A janela do pequeno quarto que guarda meu
leito é aberta pelo enfermeiro. Lentamente, com um pequeno e forte ranger. Tão
lento que lembra a sorrateira morte. Lenta como a entrada de oxigênio em meus
fracos pulmões já envelhecidos pela vida. Tão lenta como o amor, que chega
devagar e destrói tudo em um solavanco tão surpreendente que te leva ao ápice
do êxtase e a mais profunda insanidade.
A janela se abre atrás de minhas cabeças
aconchegadas no travesseiro do hospital, a luz traz ao recinto um brilho
lacrimejante.
Essa clara luz que entra e convida a mais
rancorosa das almas a dançar agora dá um brilho todo especial a bolsa
etiquetada que guarda o soro que de tempos em tempos é injetado em minhas veias
e esse brilho intenso faz parte cada vez mais do meu dia-a-dia. É minha única
companhia.
Deitado nessa cama de hospital há três
anos.
Há três anos trancado nesse quarto que
exala a tristeza, três anos desde o acidente com uma única e inseparável
companhia: essa larga e formosa janela que é aberta todos os dias no mesmo
horário.
Uma companhia intrigante, que chegou a
arrancar lágrimas de meus olhos no passado, mas que hoje não consegue despertar
em mim o mais simples dos sentimentos. Não consegue sequer tirar do meu coração
o ódio e desilusão que ele carrega.
Afinal, como poderia? É uma janela oras!
Às vezes fechada às vezes aberta, só. Inanimada, indiferente, alheia. Há três
anos minha única companhia.
Sei que é praticamente impossível, mas
queria um dia retribuir essa velha amiga. Abraçá-la como ela merece e mostrar o
quanto sou grato a tudo o que tem feito. Levantar uma única vez dessa maldita
cama para dizer um obrigado tão sincero que até o mais inanimado dos objetos
entenderia. Mas sei que isso é tão impossível de acontecer quanto à própria
janela retribuir esse abraço.
Diabos! Não consigo nem olhar para ela!
Meu pescoço já não tem força suficiente para fazê-lo e meus olhos procuram em
vão um pequeno pedaço da janela, porque sabem que ela esta ali e sempre
estará.
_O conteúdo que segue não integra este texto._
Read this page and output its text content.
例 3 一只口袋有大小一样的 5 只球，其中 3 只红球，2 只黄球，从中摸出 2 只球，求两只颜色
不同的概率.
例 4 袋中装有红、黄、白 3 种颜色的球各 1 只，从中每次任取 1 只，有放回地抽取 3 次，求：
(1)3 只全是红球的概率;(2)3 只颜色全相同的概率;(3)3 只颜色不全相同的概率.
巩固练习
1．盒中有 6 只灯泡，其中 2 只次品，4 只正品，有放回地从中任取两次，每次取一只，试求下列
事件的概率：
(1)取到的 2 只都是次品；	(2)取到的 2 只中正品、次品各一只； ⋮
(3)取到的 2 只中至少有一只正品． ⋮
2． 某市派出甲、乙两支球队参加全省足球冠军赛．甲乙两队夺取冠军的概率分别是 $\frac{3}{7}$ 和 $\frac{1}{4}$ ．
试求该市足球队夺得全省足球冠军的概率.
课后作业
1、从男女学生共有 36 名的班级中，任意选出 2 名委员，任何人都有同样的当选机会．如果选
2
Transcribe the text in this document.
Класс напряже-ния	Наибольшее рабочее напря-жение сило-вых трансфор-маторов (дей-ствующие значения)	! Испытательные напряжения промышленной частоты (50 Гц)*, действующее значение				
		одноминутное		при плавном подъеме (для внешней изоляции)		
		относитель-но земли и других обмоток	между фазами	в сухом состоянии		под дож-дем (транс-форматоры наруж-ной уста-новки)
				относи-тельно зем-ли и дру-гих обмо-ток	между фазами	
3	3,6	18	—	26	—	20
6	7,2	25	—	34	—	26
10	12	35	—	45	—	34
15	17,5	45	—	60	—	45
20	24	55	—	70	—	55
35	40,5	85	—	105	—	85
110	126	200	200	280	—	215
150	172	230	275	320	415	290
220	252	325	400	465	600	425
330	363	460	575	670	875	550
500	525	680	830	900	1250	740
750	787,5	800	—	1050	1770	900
Não importa quanto tempo eu fique aqui, não importa o quanto qualquer
um ficar, ela sempre vai estar. Inerte. Esperando o dia em que eu a deixarei,
não me deixando nunca, como uma verdadeira companhia deve ser.
E a única coisa que essa janela pode fazer
é esperar. Esperar que o leito do hospital que ela ilumina seja ocupado por
outra alma solitária, que não a minha, para também lhe fazer companhia.